Gaël Faye : Petit pays - Grasset - 2016 - roman autobiographique
Lauréat du prix du
roman Fnac en début d’automne, faisant partie de la première sélection pour le Goncourt et maintenant Prix
Goncourt des Lycéens, Petit Pays est l’une des découvertes de la rentrée. Gaël Faye
est un franco-rwandais, exilé en France depuis 1995, devenu trader à Londres
(où il menait « une vie de poisson rouge »…) puis rappeur-slameur en France.

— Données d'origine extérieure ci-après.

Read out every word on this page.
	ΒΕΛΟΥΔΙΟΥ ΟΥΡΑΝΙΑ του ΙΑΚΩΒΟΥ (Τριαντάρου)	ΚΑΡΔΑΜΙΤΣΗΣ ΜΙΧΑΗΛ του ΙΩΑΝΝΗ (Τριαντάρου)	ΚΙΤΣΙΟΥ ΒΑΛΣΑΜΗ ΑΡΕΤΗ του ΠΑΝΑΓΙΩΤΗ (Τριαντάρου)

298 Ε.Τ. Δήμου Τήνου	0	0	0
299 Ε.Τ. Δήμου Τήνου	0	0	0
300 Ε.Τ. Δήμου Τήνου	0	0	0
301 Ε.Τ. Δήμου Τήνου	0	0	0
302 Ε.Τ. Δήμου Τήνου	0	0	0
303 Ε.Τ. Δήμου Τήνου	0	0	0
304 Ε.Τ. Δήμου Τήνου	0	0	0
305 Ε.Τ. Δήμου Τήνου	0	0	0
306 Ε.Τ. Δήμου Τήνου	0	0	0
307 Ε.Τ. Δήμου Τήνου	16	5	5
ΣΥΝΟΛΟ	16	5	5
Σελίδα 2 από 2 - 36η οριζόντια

La première partie du roman (sûrement autobiographique) décrit le quotidien insouciant d’un petit garçon métis
(père français, mère rwandaise) au Burundi. Il mène une vie tranquille et
heureuse vers la fin des années 1990 avec belle maison, domestique, copains. Que
de belles images de cette enfance : le goût des mangues, la lumière
aveuglante, la musique, les senteurs des fleurs, les jeux d’enfants puis de
pré-ados. Mais cette insouciance est apparente car il connait les difficultés que sa maman a rencontrées. il nous écrit ce très beau passage : « Les voisins étaient surtout des Rwandais qui avaient
quitté leur pays pour échapper aux tueries, massacres, guerres, pogroms,
épurations, destructions, incendies, mouches tsé-tsé, apartheids, viols, meurtres,
règlements de compte et que sais-je encore. Comme Maman, ils avaient fui ces
problèmes et en avaient rencontrés de nouveaux au Burundi – pauvreté,
exclusion, quotas, xénophobie, rejet, boucs émissaires, dépression, mal du
pays, nostalgie. Des problèmes de réfugiés. »
La séparation de ses
parents sera la première ombre et la fin de l’innocence. Commence alors la
deuxième partie du roman : l’enfant devient adulte. L’auteur écrit avec
puissance et émotion ce franchissement entre les deux mondes. A la même époque ont lieu
les massacres entre Hutus et Tutsis. La famille de sa mère sera victime du
génocide Tutsis au Rwanda en 1994. L’auteur « parvient à trouver les mots
pour l’indicible, à travers le témoignage de sa mère, au cours d’une scène
nocturne et douloureuse, sur l’assassinat de ses nièces » (Match)
« A la voix du
petit garçon, se mêle celle de l’homme qu’il est devenu 20 ans plus tard ».
Il nous dit lorsqu’il retourne dans son pays : « Je pensais être
exilé de mon pays. En revenant sur les traces de mon passé, j’ai compris que je
l’étais de mon enfance. Ce qui me parait bien plus cruel encore ». Le
dernier chapitre est le point sublime de ce roman…très émouvant.
Beaucoup de sujets
abordés dans ce roman puissant et dense : l’identité, la peur, le passage
d’un enfant à l’âge adulte, le racisme en Afrique, les rapports entre les
expatriés et les Africains, les exilés, les réfugiés.